A educação dá-nos uma profunda compreensão de que estamos ligados como


cidadão da comunidade global e que os nossos desafios estão interligados.
Ban Ki-moon, ex-secretário-geral da ONU.

Cidadania Local e Global é a primeira unidade da nossa Trilha de Aprofundamento em


Liderança e Cidadania. Abrimos as portas com debates sobre a compreensão de cada uma e cada
um de nós, destacando que conhecer o nosso processo de constituição no mundo é um passo
importante para a Educação Política. Nos reconhecer como cidadãs e cidadãos, identificar que
existem marcas em nossos corpos, e nos grupos sociais com os quais convivemos que dizem
muito sobre como a sociedade irá nos perceber é fundamental para entendermos que política
queremos construir.
Antes mesmo de nascer, muitas vezes nós já recebemos alguns rótulos, seja pelo nosso
gênero, nosso nome, sonhos que são construídos para nós e conosco. Contudo, será no processo
de convivência e aprendizados que vamos nos constituindo enquanto sujeitos de direitos. A
criança ao nascer nada mais sabe fazer a não ser o que é permitido pelos instintos básicos que a
natureza lhe oferece. É no primeiro contato com a mãe, com o pai, com familiares próximos que
se inicia o processo de socialização, em que a imitação será a chave do processo pedagógico.
Podemos dizer que as crianças são como esponjas que absorvem todo o comportamento ao
redor, e vão aprendendo, dia a dia, a se comportar, e inclusive compreender o seu papel no
mundo.
A escola também faz parte desse processo, e muitas vezes, é a
primeira oportunidade que a criança tem de conhecer o mundo sobre
perspectivas diferentes daquelas que aprendera dentro de casa,
mergulhada na cultura e cuidado de seus familiares.

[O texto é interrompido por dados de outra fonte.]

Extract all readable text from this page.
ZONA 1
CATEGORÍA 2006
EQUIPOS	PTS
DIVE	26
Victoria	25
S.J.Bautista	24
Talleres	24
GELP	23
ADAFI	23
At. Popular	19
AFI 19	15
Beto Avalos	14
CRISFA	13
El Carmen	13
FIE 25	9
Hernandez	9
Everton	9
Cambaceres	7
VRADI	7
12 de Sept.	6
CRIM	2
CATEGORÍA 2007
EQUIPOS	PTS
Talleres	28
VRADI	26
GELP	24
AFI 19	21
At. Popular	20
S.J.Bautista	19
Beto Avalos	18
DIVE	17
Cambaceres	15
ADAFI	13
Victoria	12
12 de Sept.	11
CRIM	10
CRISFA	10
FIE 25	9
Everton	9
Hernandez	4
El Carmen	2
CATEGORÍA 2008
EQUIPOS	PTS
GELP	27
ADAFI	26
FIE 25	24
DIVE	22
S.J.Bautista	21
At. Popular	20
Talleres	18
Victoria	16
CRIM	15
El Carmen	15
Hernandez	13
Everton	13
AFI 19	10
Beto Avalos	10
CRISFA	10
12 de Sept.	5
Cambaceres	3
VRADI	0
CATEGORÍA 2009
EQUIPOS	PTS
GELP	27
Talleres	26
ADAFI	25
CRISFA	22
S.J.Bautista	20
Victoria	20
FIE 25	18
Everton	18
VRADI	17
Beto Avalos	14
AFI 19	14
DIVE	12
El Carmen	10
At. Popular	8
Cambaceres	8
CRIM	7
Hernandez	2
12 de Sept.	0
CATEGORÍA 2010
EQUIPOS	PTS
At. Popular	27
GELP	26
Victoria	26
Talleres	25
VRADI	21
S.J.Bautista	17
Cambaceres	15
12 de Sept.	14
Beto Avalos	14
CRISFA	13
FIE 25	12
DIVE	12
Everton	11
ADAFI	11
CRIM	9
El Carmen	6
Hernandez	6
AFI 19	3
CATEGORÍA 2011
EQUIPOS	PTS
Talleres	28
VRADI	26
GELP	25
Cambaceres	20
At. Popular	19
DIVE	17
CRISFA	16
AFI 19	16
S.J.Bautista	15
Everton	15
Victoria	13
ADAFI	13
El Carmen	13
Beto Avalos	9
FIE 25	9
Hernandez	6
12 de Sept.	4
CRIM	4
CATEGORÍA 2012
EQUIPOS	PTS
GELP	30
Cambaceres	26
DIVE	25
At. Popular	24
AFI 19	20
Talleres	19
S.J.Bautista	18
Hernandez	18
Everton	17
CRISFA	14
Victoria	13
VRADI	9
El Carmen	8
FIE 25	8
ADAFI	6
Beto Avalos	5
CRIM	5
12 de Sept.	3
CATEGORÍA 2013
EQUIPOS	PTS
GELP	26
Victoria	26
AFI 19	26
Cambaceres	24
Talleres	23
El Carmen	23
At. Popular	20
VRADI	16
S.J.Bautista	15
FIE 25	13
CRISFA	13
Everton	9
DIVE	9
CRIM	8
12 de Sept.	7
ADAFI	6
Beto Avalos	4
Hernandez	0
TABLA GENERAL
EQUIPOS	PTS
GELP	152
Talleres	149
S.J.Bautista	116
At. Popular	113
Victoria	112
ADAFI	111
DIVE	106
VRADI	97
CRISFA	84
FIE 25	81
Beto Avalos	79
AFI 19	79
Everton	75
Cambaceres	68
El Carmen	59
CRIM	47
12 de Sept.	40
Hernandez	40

A escola tem assim um
papel fundamental de apresentar para cada estudante diferentes formas
de perceber o mundo e mediar a interação entre eles, tendo em vista que
interagindo com pessoas de vivências completamente diferentes do que
estão acostumados, podem experimentar situações de conflito. É o caso do
Bullying, um fenômeno muito presente em nosso dia a dia.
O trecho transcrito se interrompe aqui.